July 19th, 2012 11:00

Ah, I fogot one part.  NetWorker has several databases and most important are:

  • res - or resource database (this is where configuraion lives)
  • index - this where each file which has been backed up for your client is stored - for how long it stay inside dependes on browse policy
  • mm - media database which contains information about where you backup set (save set) went (which media and location within media) and for how long data is retained depends on retention policy

Logs are places withing logs folder and these days to read them you need to render them with nsr_render_log tool if reading so called raw log. Usually all backup/restore actions are logged within daemon.raw. Configuration changes are logged within rap.log, but this logging is not enabled by default (can be done from server resource itself in GUI for example).

240 Posts

July 19th, 2012 11:00

Hello Sriram and Welcome to Networker!

The best place for accessing the documentations for NetWorker is on EMC Powerlink. Go to http://powerlink.emc.com and login. If you do not have an account yet, you should be able to create one.

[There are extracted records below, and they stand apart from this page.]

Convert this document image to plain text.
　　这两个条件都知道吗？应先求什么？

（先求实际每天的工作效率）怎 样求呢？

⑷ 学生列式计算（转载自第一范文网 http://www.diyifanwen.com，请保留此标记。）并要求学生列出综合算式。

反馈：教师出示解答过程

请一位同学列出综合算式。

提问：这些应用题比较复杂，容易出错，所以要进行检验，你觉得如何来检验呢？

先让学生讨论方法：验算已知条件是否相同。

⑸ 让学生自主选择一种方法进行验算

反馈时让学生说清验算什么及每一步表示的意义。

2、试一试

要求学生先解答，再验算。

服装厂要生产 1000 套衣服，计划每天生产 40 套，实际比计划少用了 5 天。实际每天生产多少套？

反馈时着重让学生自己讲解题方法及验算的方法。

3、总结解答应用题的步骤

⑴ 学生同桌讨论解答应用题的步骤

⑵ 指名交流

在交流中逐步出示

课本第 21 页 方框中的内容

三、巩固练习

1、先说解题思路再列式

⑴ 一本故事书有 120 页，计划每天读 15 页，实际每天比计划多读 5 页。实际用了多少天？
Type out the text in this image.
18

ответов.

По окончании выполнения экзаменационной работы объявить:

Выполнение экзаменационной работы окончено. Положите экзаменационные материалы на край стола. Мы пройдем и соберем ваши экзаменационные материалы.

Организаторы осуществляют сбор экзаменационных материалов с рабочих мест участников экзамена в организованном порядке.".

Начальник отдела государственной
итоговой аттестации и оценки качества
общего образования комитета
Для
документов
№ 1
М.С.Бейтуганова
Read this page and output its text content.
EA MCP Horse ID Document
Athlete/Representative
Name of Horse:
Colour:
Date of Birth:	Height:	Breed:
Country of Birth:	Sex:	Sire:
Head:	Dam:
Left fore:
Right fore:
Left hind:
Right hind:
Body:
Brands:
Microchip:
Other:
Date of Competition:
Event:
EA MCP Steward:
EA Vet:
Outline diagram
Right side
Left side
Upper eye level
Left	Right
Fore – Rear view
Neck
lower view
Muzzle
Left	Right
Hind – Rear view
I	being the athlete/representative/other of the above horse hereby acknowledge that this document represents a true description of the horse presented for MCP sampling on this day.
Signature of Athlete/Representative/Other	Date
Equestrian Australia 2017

Once you have logged in, look for Support in the bar about a quarter of the way down. Hover over support and a drop down menu shows up. Go to the following path:

Support NULL&internalId=0b01406680024e1b> > Technical Documentation and Advisories NULL&internalId=0b01406680024e23> > Software ~ J-O ~ Documentation > NetWorker Family

Look to the left column and NetWorker, then find the version of the software you have and click on the link. In the main section will be the documentation for NetWorker.

Scroll down just a little a bit and look for NetWorker 7.6 Service Pack 2 Documentation Portfolio. This download has the most common guides for NetWorker.

The 3 that I recommend as initial documents is:

NetWorker Administration Guide

NetWorker Command reference guide - read about mminfo and scan utilities

NetWorker Disaster Recovery guide - especially Domain Controllers and Exchange systems

I hope this helps some!

Mark Bellows

2 Intern

 • 

14.3K Posts

July 19th, 2012 11:00

I'm not sure which docs would be quick and dirty guide into NW world (perhaps I should read one), but I will try to summerize it quickly.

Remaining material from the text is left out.